CC. Unless preempted under federal law or unless federal law imposes greater
requirements than this section, this section applies to a provider sponsored health care
services organization.


DD. For the purposes of:


1. This section:


(a) "Inherited metabolic disorder" means a disease caused by an inherited
abnormality of body chemistry and includes a disease tested under the newborn screening
program prescribed in section 36-694.


(b) "Medical foods" means modified low protein foods and metabolic formula.


(c) "Metabolic formula" means foods that are all of the following:


(i) Formulated to be consumed or administered enterally under the supervision of a
physician who is licensed pursuant to title 32, chapter 13 or 17 or a registered nurse
practitioner who is licensed pursuant to title 32, chapter 15.


(ii) Processed or formulated to be deficient in one or more of the nutrients
present in typical foodstuffs.


(iii) Administered for the medical and nutritional management of a person who has
limited capacity to metabolize foodstuffs or certain nutrients contained in the
foodstuffs or who has other specific nutrient requirements as established by medical
evaluation.


(iv) Essential to a person's optimal growth, health and metabolic homeostasis.


(d) "Modified low protein foods" means foods that are all of the following:


(i) Formulated to be consumed or administered enterally under the supervision of a
physician who is licensed pursuant to title 32, chapter 13 or 17 or a registered nurse
practitioner who is licensed pursuant to title 32, chapter 15.

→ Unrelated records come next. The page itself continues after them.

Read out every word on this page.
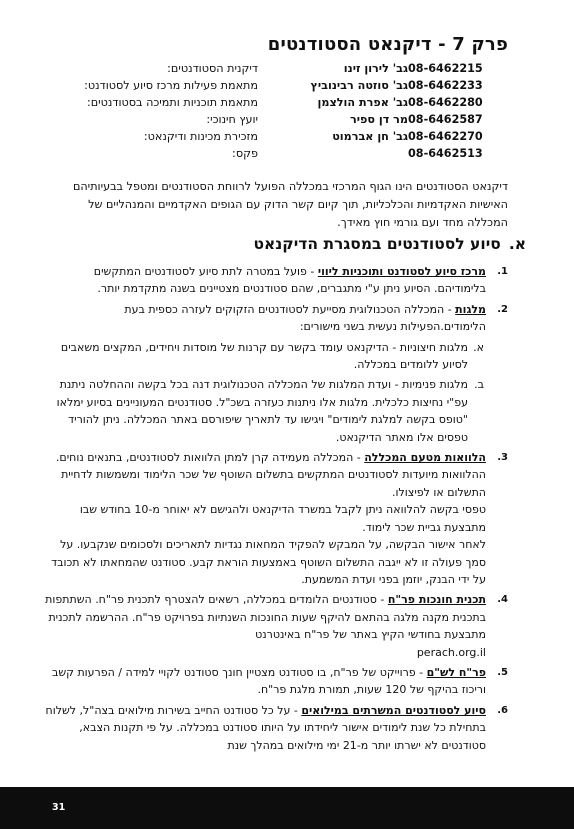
פרק 7 - דיקנאט הסטודנטים
דיקנית הסטודנטים:	גב' לירון זינו	08-6462215
מתאמת פעילות מרכז סיוע לסטודנט:	גב' סוזטה רבינוביץ	08-6462233
מתאמת תוכניות ותמיכה בסטודנטים:	גב' אפרת הולצמן	08-6462280
יועץ חינוכי:	מר דן ספיר	08-6462587
מזכירת מכינות ודיקנאט:	גב' חן אברמוט	08-6462270
פקס:		08-6462513
דיקנאט הסטודנטים הינו הגוף המרכזי במכללה הפועל לרווחת הסטודנטים ומטפל בבעיותיהם האישיות האקדמיות והכלכליות, תוך קיום קשר הדוק עם הגופים האקדמיים והמנהליים של המכללה מחד ועם גורמי חוץ מאידך.
א.סיוע לסטודנטים במסגרת הדיקנאט
1.

מרכז סיוע לסטודנט ותוכניות ליווי - פועל במטרה לתת סיוע לסטודנטים המתקשים בלימודיהם. הסיוע ניתן ע"י מתגברים, שהם סטודנטים מצטיינים בשנה מתקדמת יותר.

2.

מלגות - המכללה הטכנולוגית מסייעת לסטודנטים הזקוקים לעזרה כספית בעת הלימודים.הפעילות נעשית בשני מישורים:

א.
מלגות חיצוניות - הדיקנאט עומד בקשר עם קרנות של מוסדות ויחידים, המקצים משאבים לסיוע ללומדים במכללה.
ב.
מלגות פנימיות - ועדת המלגות של המכללה הטכנולוגית דנה בכל בקשה וההחלטה ניתנת עפ"י נחיצות כלכלית. מלגות אלו ניתנות כעזרה בשכ"ל. סטודנטים המעוניינים בסיוע ימלאו "טופס בקשה למלגת לימודים" ויגישו עד לתאריך שיפורסם באתר המכללה. ניתן להוריד טפסים אלו מאתר הדיקנאט.
3.

הלוואות מטעם המכללה - המכללה מעמידה קרן למתן הלוואות לסטודנטים, בתנאים נוחים. ההלוואות מיועדות לסטודנטים המתקשים בתשלום השוטף של שכר הלימוד ומשמשות לדחיית התשלום או לפיצולו.

טפסי בקשה להלוואה ניתן לקבל במשרד הדיקנאט ולהגישם לא יאוחר מ-10 בחודש שבו מתבצעת גביית שכר לימוד.

לאחר אישור הבקשה, על המבקש להפקיד המחאות נגדיות לתאריכים ולסכומים שנקבעו. על סמך פעולה זו לא ייגבה התשלום השוטף באמצעות הוראת קבע. סטודנט שהמחאתו לא תכובד על ידי הבנק, יוזמן בפני ועדת המשמעת.

4.

תכנית חונכות פר"ח - סטודנטים הלומדים במכללה, רשאים להצטרף לתכנית פר"ח. השתתפות בתכנית מקנה מלגה בהתאם להיקף שעות החונכות השנתיות בפרויקט פר"ח. ההרשמה לתכנית מתבצעת בחודשי הקיץ באתר של פר"ח באינטרנט

perach.org.il

5.

פר"ח לש"ם - פרוייקט של פר"ח, בו סטודנט מצטיין חונך סטודנט לקויי למידה / הפרעות קשב וריכוז בהיקף של 120 שעות, תמורת מלגת פר"ח.

6.

סיוע לסטודנטים המשרתים במילואים - על כל סטודנט החייב בשירות מילואים בצה"ל, לשלוח בתחילת כל שנת לימודים אישור ליחידתו על היותו סטודנט במכללה. על פי תקנות הצבא, סטודנטים לא ישרתו יותר מ-21 ימי מילואים במהלך שנת

31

(ii) Processed or formulated to contain less than one gram of protein per unit of
serving, but does not include a natural food that is naturally low in protein.


(iii) Administered for the medical and nutritional management of a person who has
limited capacity to metabolize foodstuffs or certain nutrients contained in the
foodstuffs or who has other specific nutrient requirements as established by medical
evaluation.


(iv) Essential to a person's optimal growth, health and metabolic homeostasis.


2. Subsection B of this section, "child", for purposes of initial coverage of an
adopted child or a child placed for adoption but not for purposes of termination of
coverage of such child, means a person under eighteen years of age.